OSPFv3 and stub interfaces without lladdr

Ondrej Zajicek santiago at crfreenet.org
Tue Jun 2 11:23:56 CEST 2015


On Mon, Jun 01, 2015 at 10:39:39PM +0200, Christian Tacke wrote:
> 
> Hi,
> 
> On Sun, May 31, 2015 at 01:34:46 +0200, Hans van Kranenburg wrote:
> > In favor of intuitive behaviour for users, I'd vote to have bird6
> > just happily treat stub without ipv6 link local the same way as it
> > does with IPv4 on stub interfaces. So addresses on the lo in linux,
> > and e.g. also the openvpn example (which I fixed in the same way,
> > putting some fe80 on the link to satisfy bird) would work out of the
> > box as stub.
> 
> We (Hans, _robbat2 and me) looked further into this,
> especially we started to look into the sources.  We
> learned, that the current situation is not as easy as one
> might hope.  As this looks like a bigger rewrite, we need
> to understand the current behaviour.

Hi

There are several implementation issues related to OSPF interfaces and addresses:

First, BIRD generally handle interfaces without any IP address as down
regardless of their admin status. This helps in some cases (like when
802.1x negotiation should happen before using the iface) but it is
limitation in cases when unnumbered interfaces should be used. Alhough
this is not an issue for you as you want to use stub interfaces with
global addresses, but it is is related problem.

Second, OSPFv2 and OSPFv3 share most code and because OSPFv2 has separate
interface-instance per network prefix, it depends mainly on address-
-notifications than on iface-notifications. The same design was carried
over to OSPFv3, only waiting for regular addresses was replaced by
waiting for link-local addresses. This also solves issues when link-local
address appears later than iface or is changed.


> The idea seems be to have only one ospf-interface ("show
> ospf interface") per real interface / lladdr.  And the
> networks connected to that single ospf-interface.  This is
> in contrast to ipv4, where one has one ospf-interface per
> each primary address on the interface.
> 
> First note: If there are multiple lladdr on one real
> interface, multiple ospf-interfaces are created. We gussed,
> that the assumption was, that there is only one lladdr per
> interface.
> --> Is this assumption covered by any RFC? I doubt so.
> --> Is this behaviour intended, or is this a bug?

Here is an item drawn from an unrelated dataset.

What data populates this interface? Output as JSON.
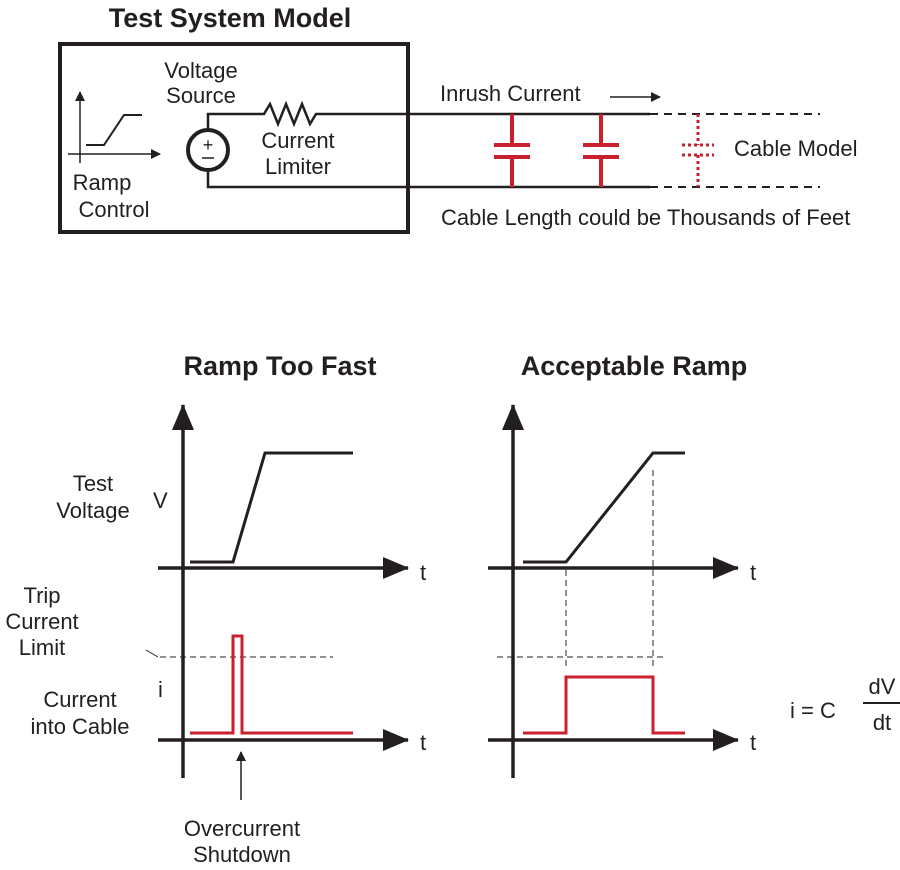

Well this was supposed to be handled by 'secondary' flag for an address,
but it seems like Linux IPv6 behavior is different than IPv4 behavior and
does not use secondary flags (muliple addresses from the same network are
attached to the iface) in IPv6.


> If we want to create (one or many) stub ospf-interface(s)
> for an interface without lladdr, the arising questions are:
> --> create one ospf-interface or many?
> --> If one, which address should be used for it?
> 
> All of this gets more complex, when considering, that this
> has to be torn down and replaced by the "classic" stuff, if
> a lladdr gets added to the interface.
> 
> Thoughts?

Proper solution would be like:

1) Have separate ospf_if_notify() for OSPFv2 and OSPFv3 like
it is already done for ospf_ifa_notify[23]().

2) Add/remove OSPFv3 ifaces per interface based on events in 
ospf_if_notify3(), not in ospf_ifa_notify3().

3) If there is no link-local address, interface should be stub.
   If link-local address apprears/disappears, interface should
   be unstubbified/stubbified.

4) It is likely that there are code in OSPF assuming ospf_iface->addr
   is non-NULL, this should be fixed


It is a question what should be done when old link-local address
disappears but there is another one. I think that OSPFv3 uses mainly
Router ID and not IP address to identify neighbors so the address could
be changed withouth much disturbance to neighbors, but i would have to
check that.


If you want to make a patch doing this, i would be glad, otherwise i
would look at this issue in the future.


-- 
Elen sila lumenn' omentielvo

Ondrej 'Santiago' Zajicek (email: santiago at crfreenet.org)
OpenPGP encrypted e-mails preferred (KeyID 0x11DEADC3, wwwkeys.pgp.net)
"To err is human -- to blame it on a computer is even more so."